Comme pour le premier concert, pas de rappel. Tout est calé à la minute près. Julien Le Nagard reconnaît qu’ils sont « plutôt contents de vivre cette expérience ». On enchaîne, il faut que les concerts s’arrêtent à 23h.
Circuit court
Après un solo, un duo, l’alcôve accueille pour son dernier concert une formation complète, celle de Pamela Hüte : deux guitares, basse, batterie.
C’est la tête d’affiche et pour cause, la Parisienne de 35 ans roule déjà sa bosse depuis 2005. Après le Bataclan, l’Olympia, Taratata, et plusieurs passages à Bordeaux (L’Inca, Son’Art, Tatry…), elle pose ici ses amplis avec sa nouvelle formation – où il reste des deux premières le fidèle Ernest Lo à la batterie. Elle est venue présenter son troisième album, Highline, édité par son tout nouveau label qu’elle a créé en 2016 avec Julien Le Nagard, My Dear Recordings, après avoir mis fin à sa collaboration avec Tôt ou Tard du groupe Warner.
« Ça fait dix ans que je ne suis pas venue à Bordeaux », lâche Pamela Hüte l’air ravie d’être de retour. Les guitares sont nickel, pas une rayure, pas un autocollant. Un gros son qui pousse à avoir une pensée pour les voisins, et un rock indé propre qui fait penser à The XX côté guitare, côté ambiance voix il y a du Portishead, du Jeanne Added, et du Texas (mais pour le dernier, il ne faut pas trop lui dire !).
Tout se passe bien même quand ça se passe mal : quelques arrêts pour un ampli basse qui fait des siennes et pas un « remboursé » s’élève dans la salle, ou plutôt le salon. C’est ambiance rock mais « on est chez quelqu’un ». Les spectateurs sont heureux et rien n’interrompt leurs directs facebook.
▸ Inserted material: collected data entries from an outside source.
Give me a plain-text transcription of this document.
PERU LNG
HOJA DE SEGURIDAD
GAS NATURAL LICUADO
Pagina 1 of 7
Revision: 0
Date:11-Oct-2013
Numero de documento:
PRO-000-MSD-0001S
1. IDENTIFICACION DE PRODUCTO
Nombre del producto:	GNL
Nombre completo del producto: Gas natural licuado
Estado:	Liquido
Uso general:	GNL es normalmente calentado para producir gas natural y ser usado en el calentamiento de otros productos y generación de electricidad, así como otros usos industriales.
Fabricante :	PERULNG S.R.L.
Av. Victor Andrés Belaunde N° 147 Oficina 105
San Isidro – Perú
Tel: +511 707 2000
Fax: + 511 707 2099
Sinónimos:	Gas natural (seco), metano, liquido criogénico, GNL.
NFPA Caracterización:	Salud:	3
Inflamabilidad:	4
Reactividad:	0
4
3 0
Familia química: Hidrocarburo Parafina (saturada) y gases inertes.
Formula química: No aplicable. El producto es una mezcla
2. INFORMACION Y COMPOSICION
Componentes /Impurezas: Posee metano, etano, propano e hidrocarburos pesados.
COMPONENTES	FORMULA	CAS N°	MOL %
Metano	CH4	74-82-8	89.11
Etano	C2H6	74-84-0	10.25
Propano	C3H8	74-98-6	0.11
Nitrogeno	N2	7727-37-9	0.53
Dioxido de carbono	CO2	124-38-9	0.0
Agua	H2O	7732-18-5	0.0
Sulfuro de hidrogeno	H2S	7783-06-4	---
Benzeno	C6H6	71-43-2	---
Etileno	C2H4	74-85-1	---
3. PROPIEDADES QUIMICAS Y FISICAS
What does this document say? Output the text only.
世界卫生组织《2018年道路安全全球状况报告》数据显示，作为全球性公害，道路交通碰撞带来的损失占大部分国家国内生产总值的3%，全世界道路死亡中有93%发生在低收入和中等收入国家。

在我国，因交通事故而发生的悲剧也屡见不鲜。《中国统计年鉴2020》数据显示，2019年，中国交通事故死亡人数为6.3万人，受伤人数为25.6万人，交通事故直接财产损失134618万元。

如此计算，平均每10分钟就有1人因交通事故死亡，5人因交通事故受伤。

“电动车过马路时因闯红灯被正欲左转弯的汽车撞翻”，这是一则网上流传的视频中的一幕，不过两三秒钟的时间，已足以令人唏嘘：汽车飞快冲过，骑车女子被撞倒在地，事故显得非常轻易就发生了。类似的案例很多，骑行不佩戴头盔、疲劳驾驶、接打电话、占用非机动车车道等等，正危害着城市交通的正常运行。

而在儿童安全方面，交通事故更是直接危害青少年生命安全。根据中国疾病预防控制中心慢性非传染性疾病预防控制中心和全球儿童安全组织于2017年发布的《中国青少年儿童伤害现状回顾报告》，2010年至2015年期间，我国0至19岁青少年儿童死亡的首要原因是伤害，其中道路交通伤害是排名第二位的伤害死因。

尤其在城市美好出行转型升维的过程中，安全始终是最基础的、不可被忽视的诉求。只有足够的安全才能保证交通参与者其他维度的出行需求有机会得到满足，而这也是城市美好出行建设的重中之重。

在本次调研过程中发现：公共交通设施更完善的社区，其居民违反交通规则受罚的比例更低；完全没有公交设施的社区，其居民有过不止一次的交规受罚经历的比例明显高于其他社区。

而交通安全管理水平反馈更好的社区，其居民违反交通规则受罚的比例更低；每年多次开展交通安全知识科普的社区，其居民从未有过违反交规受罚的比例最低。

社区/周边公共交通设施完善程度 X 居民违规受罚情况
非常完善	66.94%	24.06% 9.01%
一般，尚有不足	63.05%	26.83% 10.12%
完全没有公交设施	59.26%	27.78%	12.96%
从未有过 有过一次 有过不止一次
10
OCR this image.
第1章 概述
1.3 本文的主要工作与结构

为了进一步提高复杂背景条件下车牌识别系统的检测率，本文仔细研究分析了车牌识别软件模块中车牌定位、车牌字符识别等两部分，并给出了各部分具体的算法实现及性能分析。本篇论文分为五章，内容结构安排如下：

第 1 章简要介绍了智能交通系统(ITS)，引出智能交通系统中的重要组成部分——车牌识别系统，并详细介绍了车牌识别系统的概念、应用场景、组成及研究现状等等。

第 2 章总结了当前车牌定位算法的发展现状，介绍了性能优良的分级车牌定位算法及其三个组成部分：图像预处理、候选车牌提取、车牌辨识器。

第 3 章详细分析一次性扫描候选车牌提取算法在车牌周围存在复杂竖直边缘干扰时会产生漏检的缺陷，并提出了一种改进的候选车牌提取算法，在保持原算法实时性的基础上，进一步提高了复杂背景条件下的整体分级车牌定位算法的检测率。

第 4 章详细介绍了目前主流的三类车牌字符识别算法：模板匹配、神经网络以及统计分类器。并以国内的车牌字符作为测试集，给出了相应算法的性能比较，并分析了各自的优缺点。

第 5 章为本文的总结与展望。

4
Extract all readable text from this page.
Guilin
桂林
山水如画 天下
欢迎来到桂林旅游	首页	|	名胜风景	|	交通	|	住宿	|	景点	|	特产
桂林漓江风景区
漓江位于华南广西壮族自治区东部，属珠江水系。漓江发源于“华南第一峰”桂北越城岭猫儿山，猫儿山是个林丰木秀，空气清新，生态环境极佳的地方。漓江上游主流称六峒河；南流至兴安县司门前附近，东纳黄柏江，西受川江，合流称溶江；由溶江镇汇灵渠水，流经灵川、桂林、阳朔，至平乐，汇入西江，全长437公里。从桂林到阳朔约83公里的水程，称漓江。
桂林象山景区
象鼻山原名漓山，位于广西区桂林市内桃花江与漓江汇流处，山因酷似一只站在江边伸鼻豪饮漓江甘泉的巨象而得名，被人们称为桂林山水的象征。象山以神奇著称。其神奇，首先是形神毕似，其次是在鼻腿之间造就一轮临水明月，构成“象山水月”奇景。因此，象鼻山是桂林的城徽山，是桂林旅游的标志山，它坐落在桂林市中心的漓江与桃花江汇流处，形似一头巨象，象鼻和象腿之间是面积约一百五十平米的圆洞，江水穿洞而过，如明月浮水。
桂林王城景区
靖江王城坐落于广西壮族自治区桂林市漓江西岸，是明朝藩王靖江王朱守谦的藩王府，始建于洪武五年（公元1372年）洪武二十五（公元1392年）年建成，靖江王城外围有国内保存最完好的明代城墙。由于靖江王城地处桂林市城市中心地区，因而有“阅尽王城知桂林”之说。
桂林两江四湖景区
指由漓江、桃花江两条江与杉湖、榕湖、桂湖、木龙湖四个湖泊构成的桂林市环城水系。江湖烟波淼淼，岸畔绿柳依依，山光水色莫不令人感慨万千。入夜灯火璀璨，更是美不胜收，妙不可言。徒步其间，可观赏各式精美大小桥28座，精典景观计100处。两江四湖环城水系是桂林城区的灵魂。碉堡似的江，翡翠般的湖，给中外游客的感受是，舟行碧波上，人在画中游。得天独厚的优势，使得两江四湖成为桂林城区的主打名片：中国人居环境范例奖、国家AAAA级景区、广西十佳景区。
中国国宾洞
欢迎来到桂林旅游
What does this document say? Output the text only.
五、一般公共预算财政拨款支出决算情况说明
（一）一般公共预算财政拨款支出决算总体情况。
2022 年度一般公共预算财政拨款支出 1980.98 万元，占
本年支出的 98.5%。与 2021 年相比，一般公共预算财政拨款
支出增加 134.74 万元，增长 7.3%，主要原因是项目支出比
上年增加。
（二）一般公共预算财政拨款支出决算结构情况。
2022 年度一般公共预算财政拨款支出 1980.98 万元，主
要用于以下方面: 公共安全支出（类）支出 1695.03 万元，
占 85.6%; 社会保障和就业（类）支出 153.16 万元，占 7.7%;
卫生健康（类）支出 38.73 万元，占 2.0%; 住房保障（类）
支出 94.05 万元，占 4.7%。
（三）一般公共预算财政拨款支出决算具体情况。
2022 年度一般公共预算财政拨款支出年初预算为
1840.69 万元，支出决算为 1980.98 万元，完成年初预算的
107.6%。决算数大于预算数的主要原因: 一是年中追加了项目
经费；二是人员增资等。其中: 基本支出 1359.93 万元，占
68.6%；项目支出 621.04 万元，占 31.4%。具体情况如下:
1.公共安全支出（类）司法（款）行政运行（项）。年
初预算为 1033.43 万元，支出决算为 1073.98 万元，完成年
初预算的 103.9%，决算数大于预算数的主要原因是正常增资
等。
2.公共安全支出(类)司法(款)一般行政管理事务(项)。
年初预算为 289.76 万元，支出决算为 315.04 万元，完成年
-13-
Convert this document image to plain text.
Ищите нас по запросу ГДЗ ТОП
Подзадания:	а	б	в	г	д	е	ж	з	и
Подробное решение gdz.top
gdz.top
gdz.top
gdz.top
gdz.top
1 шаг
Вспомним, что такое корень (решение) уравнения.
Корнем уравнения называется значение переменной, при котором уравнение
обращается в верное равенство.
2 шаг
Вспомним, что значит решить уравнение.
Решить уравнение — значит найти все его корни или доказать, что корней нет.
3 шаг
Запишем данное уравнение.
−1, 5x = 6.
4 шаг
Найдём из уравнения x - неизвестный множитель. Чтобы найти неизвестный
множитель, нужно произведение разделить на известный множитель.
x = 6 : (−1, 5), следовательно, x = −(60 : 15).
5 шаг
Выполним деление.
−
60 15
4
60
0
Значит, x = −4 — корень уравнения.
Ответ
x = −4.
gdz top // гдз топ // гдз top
Au fur et à mesure le son monte. Le plancher en pin des Landes commence à trembler. Quelques personnes se dodelinent mais les pieds restent collés au sol. Un rappel et les musiciens suent pour de vrai. Le concert a un final digne des grandes scènes, les effets stroboscopiques en moins. Le public est ravi. Et vous ?
« Il y a vraiment un plaisir de venir au contact du public, répond Pamela Hüte. Ce festival, c’est une sorte de circuit court ! »
Un festival en circuit court pour qui on souhaite que ça ne tourne pas court.